Shayla graduated from the University of Massachusetts School of Law. She became a lawyer because of the need to reform the criminal justice system. Police brutality and mass incarceration of those who are colored and/or in poverty has become a modern day civil rights crisis. She is driven with an insatiable hunger to be a part of restoring justice by representing those who lack access to legal representation. Our current criminal justice system has had a forceful desperate impact on minorities and the poor, leaving those incarcerated with the lifetime label of “criminal”. Shayla’s passion on criminal justice led her to conduct field research in Switzerland, which served as a comparative analysis of the U.S and Switzerland’s criminal justice systems. The aim of the research was to draw a distinction between an effective and ineffective approach to crime and punishment.

Shayla has clerked for the Orleans District Court and served as a judicial intern for the Bristol County Court. In addition, Shayla is a current member of the Massachusetts Bar Association Leadership Academy. As an academy fellow, she joined a selected group of 20 statewide attorneys who are provided the opportunity to collaborate on ways to create change in the legal system.
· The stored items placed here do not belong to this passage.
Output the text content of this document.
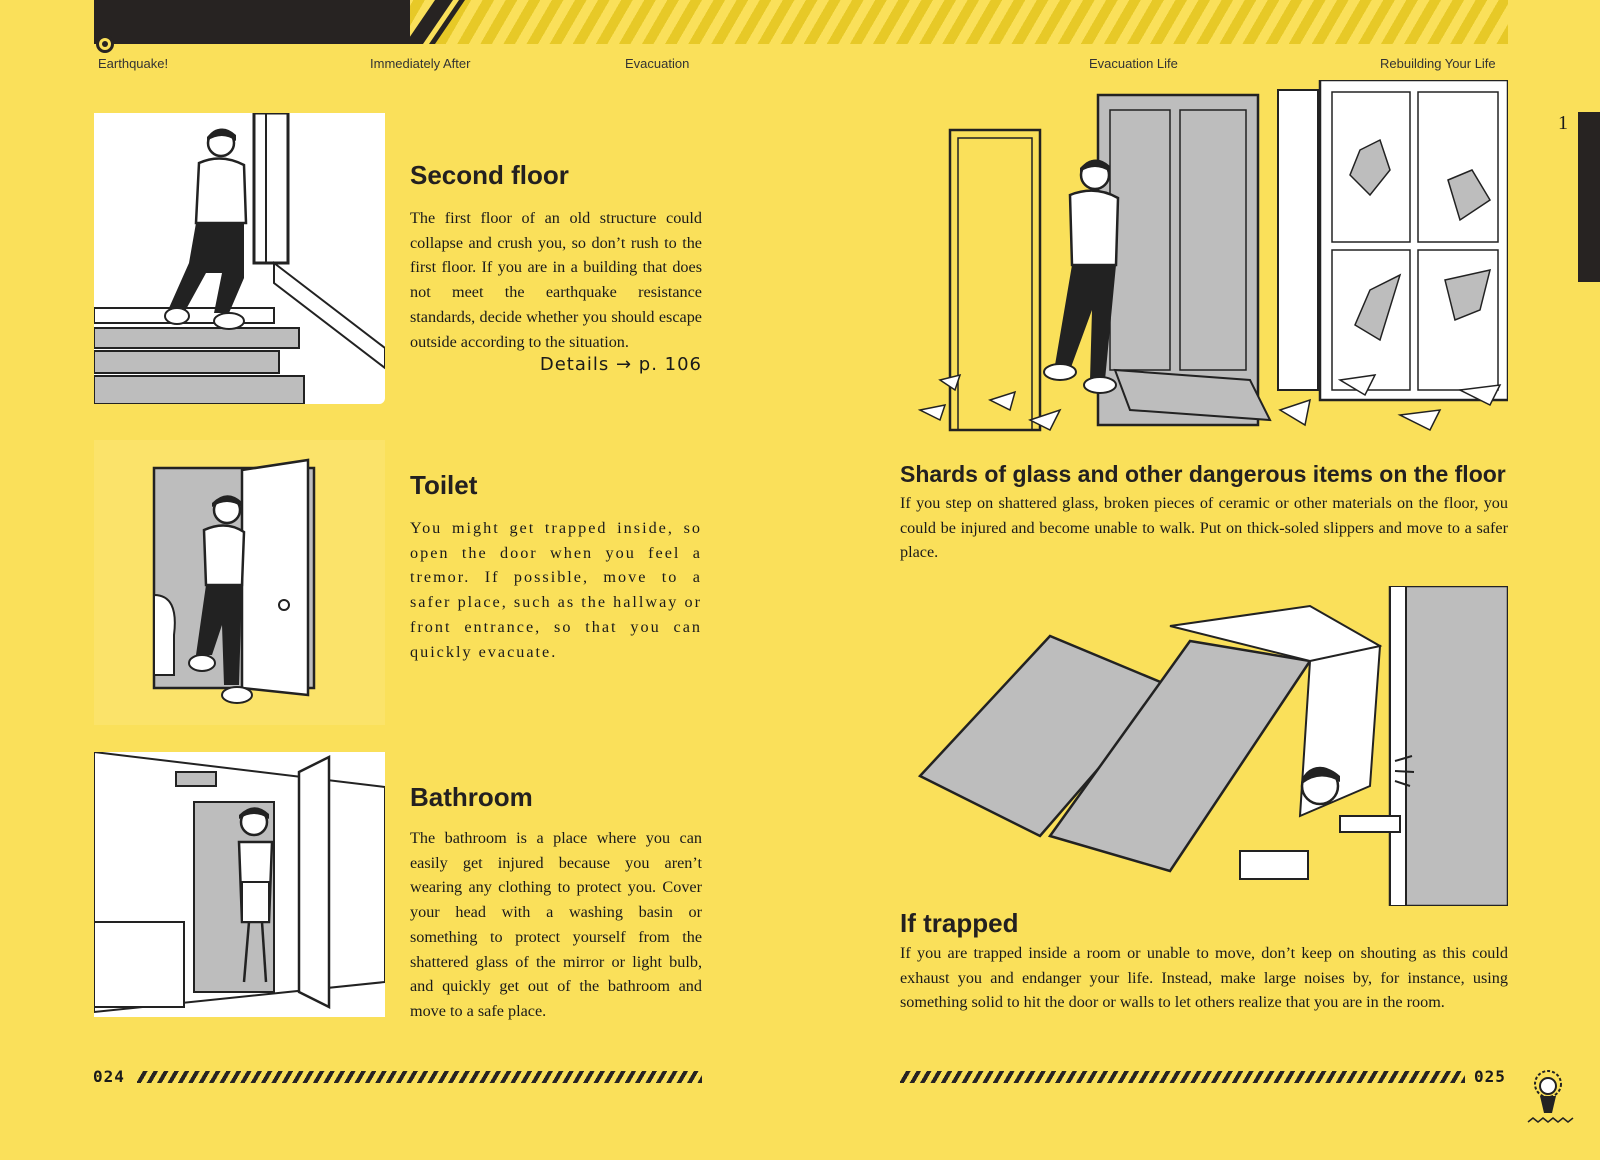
Earthquake!	Immediately After	Evacuation	Evacuation Life	Rebuilding Your Life
1
Second floor

The first floor of an old structure could collapse and crush you, so don’t rush to the first floor. If you are in a building that does not meet the earthquake resistance standards, decide whether you should escape outside according to the situation.

Details → p. 106
Toilet

You might get trapped inside, so open the door when you feel a tremor. If possible, move to a safer place, such as the hallway or front entrance, so that you can quickly evacuate.

Bathroom

The bathroom is a place where you can easily get injured because you aren’t wearing any clothing to protect you. Cover your head with a washing basin or something to protect yourself from the shattered glass of the mirror or light bulb, and quickly get out of the bathroom and move to a safe place.

024
Shards of glass and other dangerous items on the floor

If you step on shattered glass, broken pieces of ceramic or other materials on the floor, you could be injured and become unable to walk. Put on thick-soled slippers and move to a safer place.

If trapped

If you are trapped inside a room or unable to move, don’t keep on shouting as this could exhaust you and endanger your life. Instead, make large noises by, for instance, using something solid to hit the door or walls to let others realize that you are in the room.

025
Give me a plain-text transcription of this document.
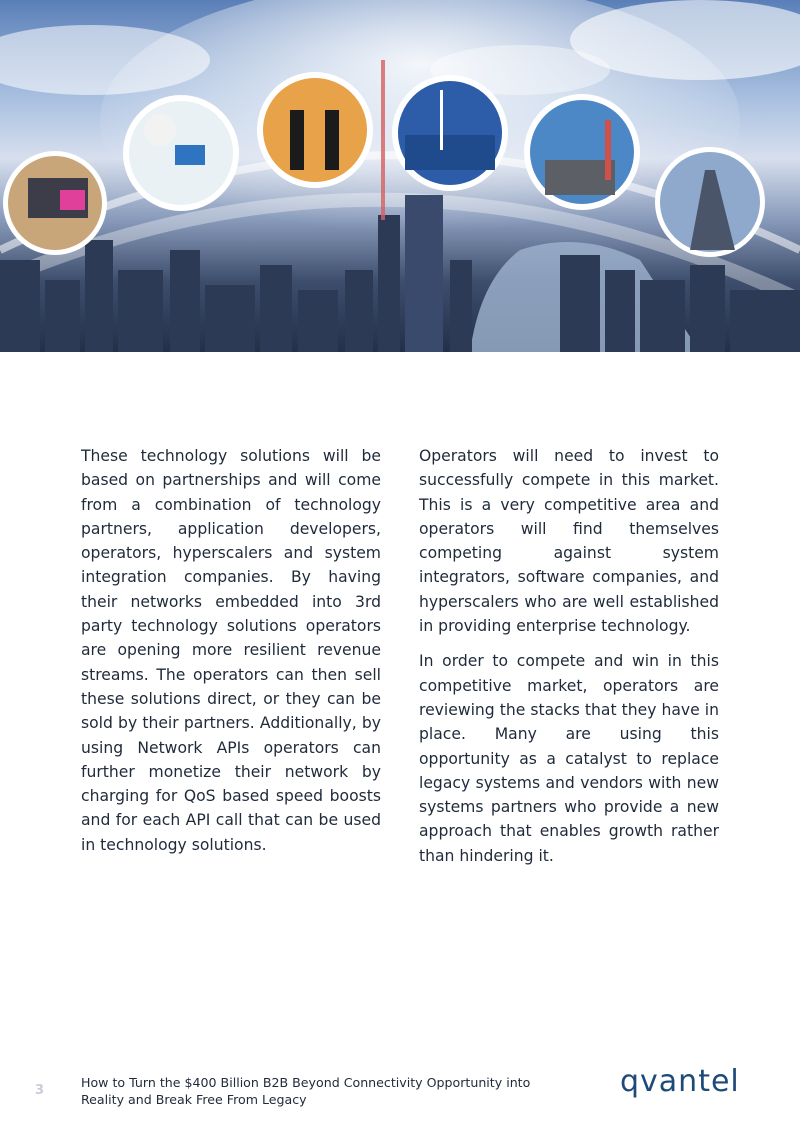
These technology solutions will be based on partnerships and will come from a combination of technology partners, application developers, operators, hyperscalers and system integration companies. By having their networks embedded into 3rd party technology solutions operators are opening more resilient revenue streams. The operators can then sell these solutions direct, or they can be sold by their partners. Additionally, by using Network APIs operators can further monetize their network by charging for QoS based speed boosts and for each API call that can be used in technology solutions.

Operators will need to invest to successfully compete in this market. This is a very competitive area and operators will find themselves competing against system integrators, software companies, and hyperscalers who are well established in providing enterprise technology.

In order to compete and win in this competitive market, operators are reviewing the stacks that they have in place. Many are using this opportunity as a catalyst to replace legacy systems and vendors with new systems partners who provide a new approach that enables growth rather than hindering it.

3
How to Turn the $400 Billion B2B Beyond Connectivity Opportunity into
Reality and Break Free From Legacy
qvantel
She is also a member of Phi Sigma Alpha, the National Political Science Honor Society, a recipient of the Massachusetts Bar Association’s Oliver Wendell Holmes Recipient–Public Interest Award, and she was recognized in the Enterprise Local newspaper and the Bridgewater State University Magazine for missionary work in Haiti pre/post the heavily publicized destructive earthquake in 2010.

Shayla’s favorite book is “The New Jim Crow”.